In this repository, we use the following tools:
- git for version-control (for more on version control, see
general principles: version control)
- for these purposes, git is a great version-control system so we don't complicate things any further. For an introduction to Git, see this introduction from Software Carpentry.
- Pixi for environment management
(for more on environment management, see
general principles: environment management)
- there are lots of environment management systems. Pixi works well in our experience and, for projects that need conda, it is the only solution we have tried that worked really well.
- we track the
pixi.lockfile so that the environment is completely reproducible on other machines or by other people (e.g. if you want a colleague to take a look at what you've done)
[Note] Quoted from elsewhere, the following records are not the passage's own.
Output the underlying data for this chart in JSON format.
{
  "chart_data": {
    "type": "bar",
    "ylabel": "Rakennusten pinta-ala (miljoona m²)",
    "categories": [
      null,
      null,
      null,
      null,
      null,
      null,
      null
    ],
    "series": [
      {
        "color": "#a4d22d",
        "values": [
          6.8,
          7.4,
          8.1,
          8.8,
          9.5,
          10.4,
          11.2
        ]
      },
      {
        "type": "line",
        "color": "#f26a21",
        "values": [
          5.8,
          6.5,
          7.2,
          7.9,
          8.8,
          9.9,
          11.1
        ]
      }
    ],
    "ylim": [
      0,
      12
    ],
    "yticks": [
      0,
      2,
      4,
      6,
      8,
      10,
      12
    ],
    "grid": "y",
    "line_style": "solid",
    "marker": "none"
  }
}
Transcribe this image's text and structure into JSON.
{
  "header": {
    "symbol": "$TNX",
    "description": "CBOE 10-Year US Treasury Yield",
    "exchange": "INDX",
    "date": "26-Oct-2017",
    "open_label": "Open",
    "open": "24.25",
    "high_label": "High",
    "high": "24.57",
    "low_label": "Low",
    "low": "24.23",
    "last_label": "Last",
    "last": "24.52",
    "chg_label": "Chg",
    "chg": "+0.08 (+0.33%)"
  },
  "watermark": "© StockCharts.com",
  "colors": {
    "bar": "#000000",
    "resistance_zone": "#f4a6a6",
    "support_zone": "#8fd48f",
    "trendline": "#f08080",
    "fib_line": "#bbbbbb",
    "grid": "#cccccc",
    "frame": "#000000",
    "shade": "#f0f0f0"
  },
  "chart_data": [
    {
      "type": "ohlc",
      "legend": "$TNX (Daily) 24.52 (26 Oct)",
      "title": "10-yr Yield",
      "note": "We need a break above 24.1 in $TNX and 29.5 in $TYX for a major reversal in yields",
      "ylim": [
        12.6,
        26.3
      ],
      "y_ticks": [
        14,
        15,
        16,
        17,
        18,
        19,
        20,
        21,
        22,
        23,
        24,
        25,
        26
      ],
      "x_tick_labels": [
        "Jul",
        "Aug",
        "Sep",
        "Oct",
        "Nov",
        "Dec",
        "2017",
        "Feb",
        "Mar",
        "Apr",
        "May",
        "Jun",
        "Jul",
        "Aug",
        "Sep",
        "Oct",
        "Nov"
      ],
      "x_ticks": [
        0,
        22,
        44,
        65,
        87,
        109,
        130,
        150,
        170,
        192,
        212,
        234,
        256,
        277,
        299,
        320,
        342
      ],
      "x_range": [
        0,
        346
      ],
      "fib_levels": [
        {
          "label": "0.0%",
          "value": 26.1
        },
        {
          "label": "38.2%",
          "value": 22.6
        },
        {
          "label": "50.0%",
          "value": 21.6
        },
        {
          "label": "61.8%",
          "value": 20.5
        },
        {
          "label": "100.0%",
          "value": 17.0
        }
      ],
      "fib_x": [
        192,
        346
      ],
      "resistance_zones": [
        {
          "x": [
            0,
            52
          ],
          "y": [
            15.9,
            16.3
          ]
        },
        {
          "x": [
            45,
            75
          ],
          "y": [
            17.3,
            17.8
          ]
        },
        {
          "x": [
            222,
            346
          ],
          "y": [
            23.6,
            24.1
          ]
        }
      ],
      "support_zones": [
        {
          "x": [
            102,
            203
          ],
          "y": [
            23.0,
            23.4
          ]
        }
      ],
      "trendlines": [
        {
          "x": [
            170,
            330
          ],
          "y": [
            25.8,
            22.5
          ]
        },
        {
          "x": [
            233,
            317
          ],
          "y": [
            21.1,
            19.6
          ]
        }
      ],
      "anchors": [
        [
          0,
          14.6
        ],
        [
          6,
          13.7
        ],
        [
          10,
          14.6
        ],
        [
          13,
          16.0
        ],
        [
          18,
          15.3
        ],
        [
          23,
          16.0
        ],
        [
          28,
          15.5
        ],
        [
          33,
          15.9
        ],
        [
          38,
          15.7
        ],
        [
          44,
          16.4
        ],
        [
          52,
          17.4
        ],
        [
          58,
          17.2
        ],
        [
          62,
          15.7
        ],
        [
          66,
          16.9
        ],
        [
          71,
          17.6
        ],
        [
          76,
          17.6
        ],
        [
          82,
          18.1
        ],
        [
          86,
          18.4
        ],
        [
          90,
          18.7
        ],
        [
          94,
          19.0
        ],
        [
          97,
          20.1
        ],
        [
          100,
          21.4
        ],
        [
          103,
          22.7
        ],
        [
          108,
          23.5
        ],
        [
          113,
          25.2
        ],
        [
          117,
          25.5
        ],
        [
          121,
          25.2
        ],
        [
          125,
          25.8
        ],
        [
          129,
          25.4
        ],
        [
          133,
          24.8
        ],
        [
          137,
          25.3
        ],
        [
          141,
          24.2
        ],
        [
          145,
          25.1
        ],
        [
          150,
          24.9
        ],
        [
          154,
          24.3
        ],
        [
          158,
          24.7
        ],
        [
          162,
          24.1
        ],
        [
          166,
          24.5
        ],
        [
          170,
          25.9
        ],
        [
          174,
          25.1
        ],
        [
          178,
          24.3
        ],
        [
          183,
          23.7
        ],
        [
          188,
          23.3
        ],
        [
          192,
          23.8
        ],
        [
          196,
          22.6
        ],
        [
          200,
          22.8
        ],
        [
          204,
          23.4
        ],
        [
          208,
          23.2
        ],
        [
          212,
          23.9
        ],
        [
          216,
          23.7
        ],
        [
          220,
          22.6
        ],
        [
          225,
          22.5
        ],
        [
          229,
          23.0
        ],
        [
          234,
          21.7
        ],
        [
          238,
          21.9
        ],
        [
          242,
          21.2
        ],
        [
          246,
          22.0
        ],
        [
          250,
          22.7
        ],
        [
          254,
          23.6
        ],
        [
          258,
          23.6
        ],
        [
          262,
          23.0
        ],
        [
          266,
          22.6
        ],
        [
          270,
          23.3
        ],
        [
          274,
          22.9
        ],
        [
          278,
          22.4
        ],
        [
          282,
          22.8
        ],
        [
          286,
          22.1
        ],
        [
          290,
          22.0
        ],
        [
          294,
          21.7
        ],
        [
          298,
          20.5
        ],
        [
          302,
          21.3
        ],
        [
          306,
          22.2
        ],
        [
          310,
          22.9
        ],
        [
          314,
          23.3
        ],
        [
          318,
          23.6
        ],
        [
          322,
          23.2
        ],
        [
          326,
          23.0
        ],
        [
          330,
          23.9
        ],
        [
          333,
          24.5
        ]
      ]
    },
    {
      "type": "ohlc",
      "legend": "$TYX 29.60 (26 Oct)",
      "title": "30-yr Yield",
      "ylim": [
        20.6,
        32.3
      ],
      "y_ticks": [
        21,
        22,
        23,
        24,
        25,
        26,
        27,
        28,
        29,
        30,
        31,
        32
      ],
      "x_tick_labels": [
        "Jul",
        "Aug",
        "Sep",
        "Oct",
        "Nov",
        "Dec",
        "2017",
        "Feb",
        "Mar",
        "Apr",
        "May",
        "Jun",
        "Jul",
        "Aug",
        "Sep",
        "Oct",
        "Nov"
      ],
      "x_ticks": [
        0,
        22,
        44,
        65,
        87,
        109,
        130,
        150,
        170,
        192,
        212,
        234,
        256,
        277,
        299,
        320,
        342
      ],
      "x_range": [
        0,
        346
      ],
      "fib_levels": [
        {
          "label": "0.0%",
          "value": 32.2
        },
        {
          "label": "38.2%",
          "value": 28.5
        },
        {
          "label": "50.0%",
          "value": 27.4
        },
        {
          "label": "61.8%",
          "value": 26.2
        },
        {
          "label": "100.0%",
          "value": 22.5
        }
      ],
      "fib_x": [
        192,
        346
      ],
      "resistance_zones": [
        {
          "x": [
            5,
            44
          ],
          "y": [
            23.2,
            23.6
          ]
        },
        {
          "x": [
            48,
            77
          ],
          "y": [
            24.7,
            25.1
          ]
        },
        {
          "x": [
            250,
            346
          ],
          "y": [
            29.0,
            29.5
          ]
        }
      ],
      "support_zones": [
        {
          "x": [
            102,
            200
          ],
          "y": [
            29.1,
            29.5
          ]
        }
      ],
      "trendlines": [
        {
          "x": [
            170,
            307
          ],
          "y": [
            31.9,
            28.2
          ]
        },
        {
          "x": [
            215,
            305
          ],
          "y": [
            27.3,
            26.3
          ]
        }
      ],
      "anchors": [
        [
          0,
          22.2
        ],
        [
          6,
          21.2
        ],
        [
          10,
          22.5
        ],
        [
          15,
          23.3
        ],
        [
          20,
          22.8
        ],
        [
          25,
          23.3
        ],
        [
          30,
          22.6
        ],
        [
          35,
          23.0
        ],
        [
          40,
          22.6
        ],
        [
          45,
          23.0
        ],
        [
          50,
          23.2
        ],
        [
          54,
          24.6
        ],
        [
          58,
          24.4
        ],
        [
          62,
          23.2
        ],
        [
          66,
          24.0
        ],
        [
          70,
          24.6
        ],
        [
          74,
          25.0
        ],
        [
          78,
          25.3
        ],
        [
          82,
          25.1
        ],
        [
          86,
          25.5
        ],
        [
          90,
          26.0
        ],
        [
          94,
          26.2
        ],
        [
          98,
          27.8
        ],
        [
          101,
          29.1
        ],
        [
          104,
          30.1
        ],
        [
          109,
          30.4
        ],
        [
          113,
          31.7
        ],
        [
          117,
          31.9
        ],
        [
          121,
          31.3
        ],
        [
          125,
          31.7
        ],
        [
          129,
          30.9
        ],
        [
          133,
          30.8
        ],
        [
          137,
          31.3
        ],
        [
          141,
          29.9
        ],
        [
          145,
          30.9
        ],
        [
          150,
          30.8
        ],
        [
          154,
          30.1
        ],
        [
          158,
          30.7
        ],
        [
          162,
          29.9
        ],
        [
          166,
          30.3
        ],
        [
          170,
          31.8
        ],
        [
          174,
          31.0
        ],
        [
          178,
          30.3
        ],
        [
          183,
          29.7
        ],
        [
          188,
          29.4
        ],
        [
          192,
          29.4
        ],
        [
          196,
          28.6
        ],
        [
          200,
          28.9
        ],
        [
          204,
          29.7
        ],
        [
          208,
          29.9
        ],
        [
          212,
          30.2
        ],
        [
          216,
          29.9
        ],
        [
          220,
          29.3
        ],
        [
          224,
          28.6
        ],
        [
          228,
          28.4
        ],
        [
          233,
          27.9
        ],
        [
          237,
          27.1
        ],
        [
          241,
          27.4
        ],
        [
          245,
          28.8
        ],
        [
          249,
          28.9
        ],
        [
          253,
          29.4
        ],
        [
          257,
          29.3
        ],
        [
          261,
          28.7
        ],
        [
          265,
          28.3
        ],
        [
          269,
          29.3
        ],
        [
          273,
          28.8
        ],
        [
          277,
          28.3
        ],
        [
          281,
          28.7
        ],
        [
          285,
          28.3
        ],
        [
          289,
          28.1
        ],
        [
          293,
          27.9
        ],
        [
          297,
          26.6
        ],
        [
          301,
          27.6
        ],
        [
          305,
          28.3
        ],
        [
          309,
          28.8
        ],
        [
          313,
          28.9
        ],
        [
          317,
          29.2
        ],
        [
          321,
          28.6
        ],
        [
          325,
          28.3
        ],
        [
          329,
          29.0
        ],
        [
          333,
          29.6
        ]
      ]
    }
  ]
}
- pre-commit with some very basic settings to get some
easy wins in terms of maintenance, specifically:
- code formatting with ruff
- basic file checks (removing unneeded whitespace, not committing large files etc.)
- (for more thoughts on the usefulness of pre-commit, see general principles: automation
- track your notebooks using
jupytext
(for more thoughts on the usefulness of Jupytext, see
tips and tricks: Jupytext)
- this avoids nasty merge conflicts and incomprehensible diffs
- prefect for workflow orchestration
- relationship between this repo and https://github.com/PCMDI/input4MIPs_CVs
- this repo pulls information from the 'source ID' fine in input4MIPs_CVs, this file: https://github.com/PCMDI/input4MIPs_CVs/blob/main/CVs/input4MIPs_source_id.json
- in there, it is looking for keys like 'CR-*', to make sure that the 'source ID' (think unique ID) we use is 'registered'/known to in input4MIPs_CVs
- the trick we play is that we can point to a specific commit or branch of input4MIPs_CVs, and then this repo is still happy.
- the idea of input4MIPs_CVs is make sure that the wider forcings team is aware of what is coming and can manage some of the metadata around all of these different contributions (that come from different people)
- we write the files using this information, so we can't really get it wrong but doing it this way means this metadata is defined in one spot, so it's a bit easier to manage
This project was generated from this template: basic python repository. copier is used to manage and distribute this template.